= National Minority Movement =

Former trade union of the United Kingdom

The National Minority Movement was a British organisation, established in 1924 by the Communist Party of Great Britain, which attempted to organise a radical presence within the existing trade unions. The organization was headed by longtime unionist Tom Mann and future General Secretary of the CPGB Harry Pollitt.

==Establishment==

The National Minority Movement was established at a convention held on 23–24 August 1924, attended by 271 delegates, claiming to represent 200,000 workers. By the time of the NMM's formation in 1924, the Comintern had abandoned strategies based on the prospect of an imminent world revolution, in favour of slow, gradual working within established institutions, including "pure and simple" reformist trade unions. The aim of the NMM was to convert the revolutionary minority of the working class into a majority. The NMM would organise workers who were dissatisfied with the existing unions but unwilling to join the Communist Party as well as those who were already party members. The Communists would thus increase their influence in workers without splitting the existing organisations.

The NMM was affiliated to the Red International of Labour Unions (RILU). Its president, from 1924 to 1929, was the veteran trade union activist Tom Mann and its General Secretary, over the same period, was Harry Pollitt. Other prominent figures included Wal Hannington, in charge of organization of the metal workers until transferred by the party to work organising the unemployed, the engineer J. T. "Jack" Murphy and coal miners A. J. Cook, Arthur Horner and Nat Watkins.

The Organising Secretary of the NMM was George Hardy, and George Fletcher served as Treasurer.

The organisation appears to have been modelled after the American Trade Union Educational League, established by Communist trade union leader William Z. Foster in 1921. Both were divided into trade-related sections, the most important of which were the Mining MM (headed full-time by Watkins), the Metal Workers' MM (headed by Hannington), and the Transport MM (headed by Hardy).

An early success of the movement was the election of Minority Movement supporter A. J. Cook as General Secretary of the Miners Federation of Great Britain.

==Development==
In January 1925, the NMM organised a conference on international trade union unity, attended by 617 delegates, representing 600,000 workers. Even though the RILU had softened its militant rhetoric calling for the destruction of the social-democratic Amsterdam International of trade unions, most of the Amsterdam International Federation of Trade Unions (IFTU) was in no mood to parlay with the Communist unionists from around the world, demanding that their affiliation with RILU be terminated before they could be accepted. Even though Soviet trade union chief Mikhail Tomsky went so far as to say that Soviet unions should consider affiliation with the Amsterdam International in a speech delivered in December 1925, no such union was forthcoming.
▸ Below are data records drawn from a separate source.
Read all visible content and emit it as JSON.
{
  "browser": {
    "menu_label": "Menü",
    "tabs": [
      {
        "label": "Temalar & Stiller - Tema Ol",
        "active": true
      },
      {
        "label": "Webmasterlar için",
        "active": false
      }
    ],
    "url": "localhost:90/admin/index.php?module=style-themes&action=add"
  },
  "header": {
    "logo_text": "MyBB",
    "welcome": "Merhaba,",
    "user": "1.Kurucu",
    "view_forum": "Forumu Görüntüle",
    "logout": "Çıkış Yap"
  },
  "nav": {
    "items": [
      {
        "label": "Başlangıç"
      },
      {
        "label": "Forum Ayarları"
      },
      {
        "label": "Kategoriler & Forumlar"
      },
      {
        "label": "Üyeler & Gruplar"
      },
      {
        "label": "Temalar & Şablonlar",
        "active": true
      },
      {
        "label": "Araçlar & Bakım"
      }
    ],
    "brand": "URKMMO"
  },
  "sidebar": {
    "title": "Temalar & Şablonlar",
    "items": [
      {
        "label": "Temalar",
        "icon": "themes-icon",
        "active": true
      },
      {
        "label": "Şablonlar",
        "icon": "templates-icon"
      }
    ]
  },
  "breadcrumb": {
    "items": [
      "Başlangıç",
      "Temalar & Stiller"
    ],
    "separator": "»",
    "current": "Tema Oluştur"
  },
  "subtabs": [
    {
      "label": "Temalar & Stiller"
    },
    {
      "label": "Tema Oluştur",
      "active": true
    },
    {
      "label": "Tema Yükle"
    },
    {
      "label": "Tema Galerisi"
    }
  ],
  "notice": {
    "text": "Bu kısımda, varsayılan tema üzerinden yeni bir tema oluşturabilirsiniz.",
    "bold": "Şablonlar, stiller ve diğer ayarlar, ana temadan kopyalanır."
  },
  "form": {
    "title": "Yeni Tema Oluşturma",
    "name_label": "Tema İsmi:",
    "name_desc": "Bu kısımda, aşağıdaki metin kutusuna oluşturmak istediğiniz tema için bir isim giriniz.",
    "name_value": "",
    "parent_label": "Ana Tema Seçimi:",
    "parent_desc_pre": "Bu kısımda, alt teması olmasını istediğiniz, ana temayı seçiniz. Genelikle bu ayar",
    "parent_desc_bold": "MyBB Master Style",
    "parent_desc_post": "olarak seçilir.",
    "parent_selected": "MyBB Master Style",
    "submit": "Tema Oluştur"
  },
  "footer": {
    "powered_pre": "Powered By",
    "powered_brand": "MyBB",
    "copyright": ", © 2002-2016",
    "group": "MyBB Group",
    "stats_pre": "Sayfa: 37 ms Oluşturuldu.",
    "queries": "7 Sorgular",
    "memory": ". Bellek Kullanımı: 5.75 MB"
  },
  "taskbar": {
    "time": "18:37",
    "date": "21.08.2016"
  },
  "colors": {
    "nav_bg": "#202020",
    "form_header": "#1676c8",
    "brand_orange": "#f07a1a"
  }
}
The 2nd Annual Conference of the National Minority Movement was held on 29 and 30 August 1925. The gathering was attended by 683 delegates, claiming to represent 750,000 workers. The Communist Party was pleased with the tremendous growth which the organisation seemed to be showing and NMM leader Harry Pollitt expressed optimism that his organisation could "capture" the Trade Unions Congress in fairly short order if it continued to develop along its current path.

In January 1926, a special meeting of the CPGB's Central Committee called for a renewed offensive of the working class against the capitalist state and the established organized labour movement. A special "National Conference of Action" was called for March of that same year, a gathering which was attended by 883 delegates from organizations claiming to represent 957,000 workers. The Miners' Minority Movement was particularly militant, propagandizing all branches of the Miners' Federation for the complete rejection of the Report of the Samuels Commission on the coal industry, which proposed wage reductions and reorganisation of the industry without nationalisation. The stage was set for a chain of events, which would culminate in the 1926 British General Strike.

In 1927, Percy Glading—later to be arrested and imprisoned for his role in directing the Woolwich spy ring, which passed military secrets to the Soviet Union—was elected NMM national organiser.

==End==
Around 1929 the adoption of more radical Third Period strategies led the Communist Party to alter its approach towards unions entirely. Instead of the "boring from within" strategy employed by the NMM and similar organizations in other countries, a move was made towards the support of unofficial strikes and alternative "dual" unions. The NMM attempted to set itself up as a federation of such groups outside the existing unions rather than its previous purpose as a pressure group within those unions.